Just trying to understand your requirements a bit here Martin. A NAS is a NETWORK attached storage. That is not normally going to be installed inside your PC. The are PCI addon cards that can support multiple M.2 drives. (They may or may not also support NVMe which is an extra option, but as NVMe is basically PCI, and if multiple of them are on one card, they’re not necessarily going to use the full bandwidth, depending on the card.)
If you really do want something with a network connection, and knowing how @Leo (and myself) recommend Synology, I might recommend this to you, but it doesn’t use M.2 for the drives: DS419slim | Synology Inc.
Thank you very much for your text and recommendation. I have looked at the Synology and it looks great. I still need then the matching hard drive 2.5 inch. I have always thought that the hard drives with 5400 RPM are slow.
I just researched and there is actually a 2.5 inch hard drive from WD with 10000 RPM. I think I want to copy more smaller file fragments over the network than very large files. So I think access times and write performance are an important factor.

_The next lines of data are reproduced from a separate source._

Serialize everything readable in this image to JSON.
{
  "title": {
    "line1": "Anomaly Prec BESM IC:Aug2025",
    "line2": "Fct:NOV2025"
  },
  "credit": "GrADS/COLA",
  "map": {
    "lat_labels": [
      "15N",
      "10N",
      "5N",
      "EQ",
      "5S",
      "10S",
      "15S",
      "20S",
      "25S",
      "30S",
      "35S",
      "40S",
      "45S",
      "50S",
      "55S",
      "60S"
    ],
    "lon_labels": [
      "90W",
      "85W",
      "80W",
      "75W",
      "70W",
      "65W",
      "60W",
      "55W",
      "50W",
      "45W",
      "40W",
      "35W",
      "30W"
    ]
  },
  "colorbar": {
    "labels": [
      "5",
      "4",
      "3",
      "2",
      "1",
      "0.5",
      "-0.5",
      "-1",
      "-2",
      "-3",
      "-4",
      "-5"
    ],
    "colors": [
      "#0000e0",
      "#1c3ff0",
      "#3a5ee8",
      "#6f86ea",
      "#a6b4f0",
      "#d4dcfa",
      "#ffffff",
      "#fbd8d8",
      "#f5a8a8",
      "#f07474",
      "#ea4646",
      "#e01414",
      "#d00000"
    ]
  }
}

That’s why my consideration was SSDs! For example, from Samsung. The SATA bus limits, but should be enough for my requirements?
Agree with @big_D, even a single modern 5400rpm disk on a decent NAS should be able to saturate a gigabit network so I don’t think you would see much benefit with SSD/nvme unless your working with a lot of small files where access times are important, so maybe working with a couple if SSDs might give you enough performance without the need for nvme.
Ok great thank you all for your effort and recommendation. Then I will buy 2.5 inch hard drives. I’ll have a look at Western Digital. I have not had any bad experiences with them so far.
One thing to note is that these days 2.5" HDDs are limited in size and (at great expense) you can actually find larger SSDs than you will be able to find HDDs. Synology also makes NAS devices that take larger 3.5" drives but they are larger in size (and you seem set on having a smaller setup.)
Yes, I’d take a3.5" NAS. You have more flexibility and the drives are faster. Plus you can get dedicated NAS hard drives that are designed to run 24/7.